While he believes the economy will escape the dreaded double-dip because of an improving commercial lending environment, another speaker, Beth Ann Bovino, deputy chief economist for Standard & Poor’s, pegged the likelihood of a double-dip recession at 40 percent. “Recovery has begun but it’s likely to remain weak,” she said. “If there is a recession it will be mild, maybe a one-percent decline.”

While most of the construction forecast data presented at the event was rather sobering, there was a sense that things are finally moving in the right direction, even if any increases in the key segments of the construction market are baby bounces off near-historic market bottoms, and even if the possibility of a double-dip recession is partially obscuring what Murray said were some “glimmers of hope” for 2012. He was particularly enthused about the commercial lending environment, where the volume of loans has increased seven percent since Oct. 2010. It started gathering steam this year, and lending helped some mega-projects in New York, Washington, D.C., Chicago and Seattle break ground.

“The construction industry has struggled to see recovery take hold over the past couple of years,” Murray said in a press statement. “After plunging 24 percent in 2009, new construction starts leveled off in 2010 and have hovered within a set range during 2011.

“The backdrop for the construction industry is the fragile U.S. economy, which continues to see slow employment growth, diminished funding from federal and state governments, and pervasive uncertainty. In 2012, the top-line numbers are not expected to show much change, but there will be variation within the major construction sectors, with some gains predicted for housing and commercial building, assuming the U.S. economy avoids recession.”

While the single-family housing market is still soft, according to McGraw-Hill’s 2012 forecast it will improve 10 percent in dollars and seven percent in the number of units. Murray said this is still a low amount, as the excess supply of homes due to foreclosures continues to depress the market.

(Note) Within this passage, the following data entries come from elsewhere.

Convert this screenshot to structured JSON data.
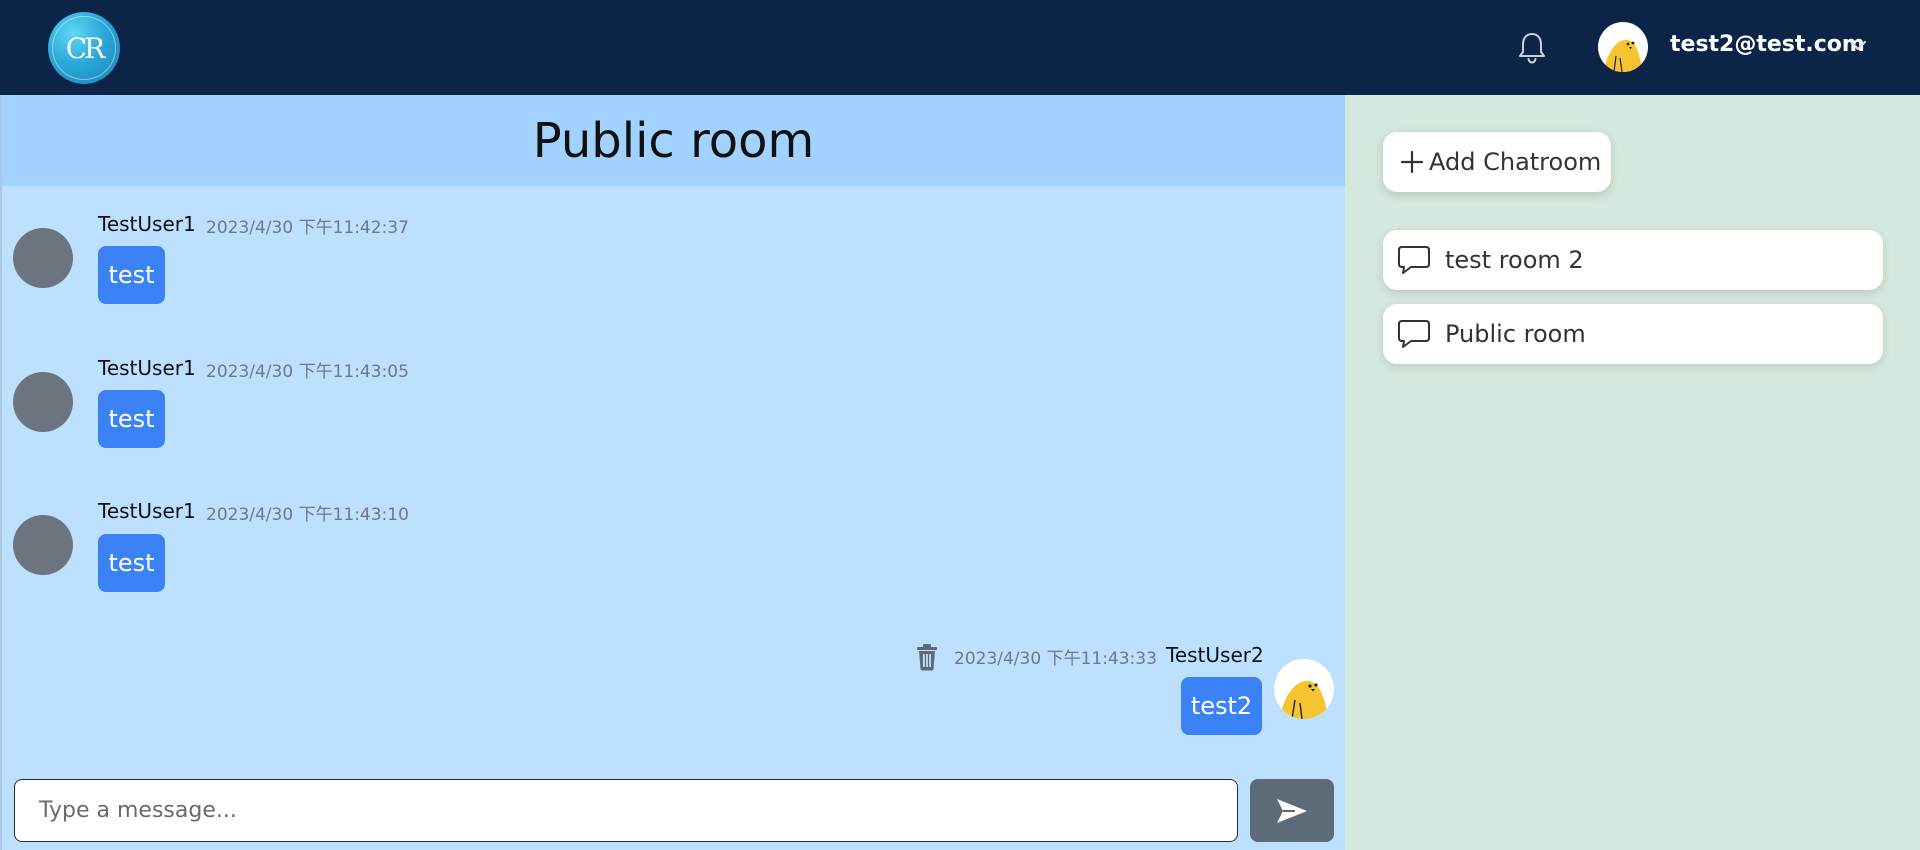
{
  "header": {
    "logo_text": "CR",
    "user_email": "test2@test.com"
  },
  "chat": {
    "title": "Public room",
    "messages": [
      {
        "sender": "TestUser1",
        "timestamp": "2023/4/30 下午11:42:37",
        "text": "test"
      },
      {
        "sender": "TestUser1",
        "timestamp": "2023/4/30 下午11:43:05",
        "text": "test"
      },
      {
        "sender": "TestUser1",
        "timestamp": "2023/4/30 下午11:43:10",
        "text": "test"
      },
      {
        "sender": "TestUser2",
        "timestamp": "2023/4/30 下午11:43:33",
        "text": "test2"
      }
    ],
    "input_placeholder": "Type a message..."
  },
  "sidebar": {
    "add_label": "Add Chatroom",
    "rooms": [
      {
        "label": "test room 2"
      },
      {
        "label": "Public room"
      }
    ]
  },
  "colors": {
    "topbar": "#0b2447",
    "chat_bg": "#bde0fe",
    "chat_header": "#a2d2ff",
    "bubble": "#3b82f6",
    "sidebar_bg": "#d5e8dd",
    "send_button": "#5c6b76"
  },
  "icons": [
    "logo",
    "bell-icon",
    "chevron-down-icon",
    "trash-icon",
    "send-icon",
    "plus-icon",
    "chat-bubble-icon"
  ]
}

Another speaker at McGraw-Hill’s 73rd annual outlook conference, Kermit Baker, chief economist, American Institute of Architects (AIA), Washington, D.C., said the industry consensus is that there will be 753,000 total housing starts in 2012 and just over one million in 2013. He said the slow recovery in the housing market is due in large part to the hesitancy of first-time homebuyers to jump into the market and the lower-than-expected rates of immigration in recent years, which economists thought would fuel growth in this market segment.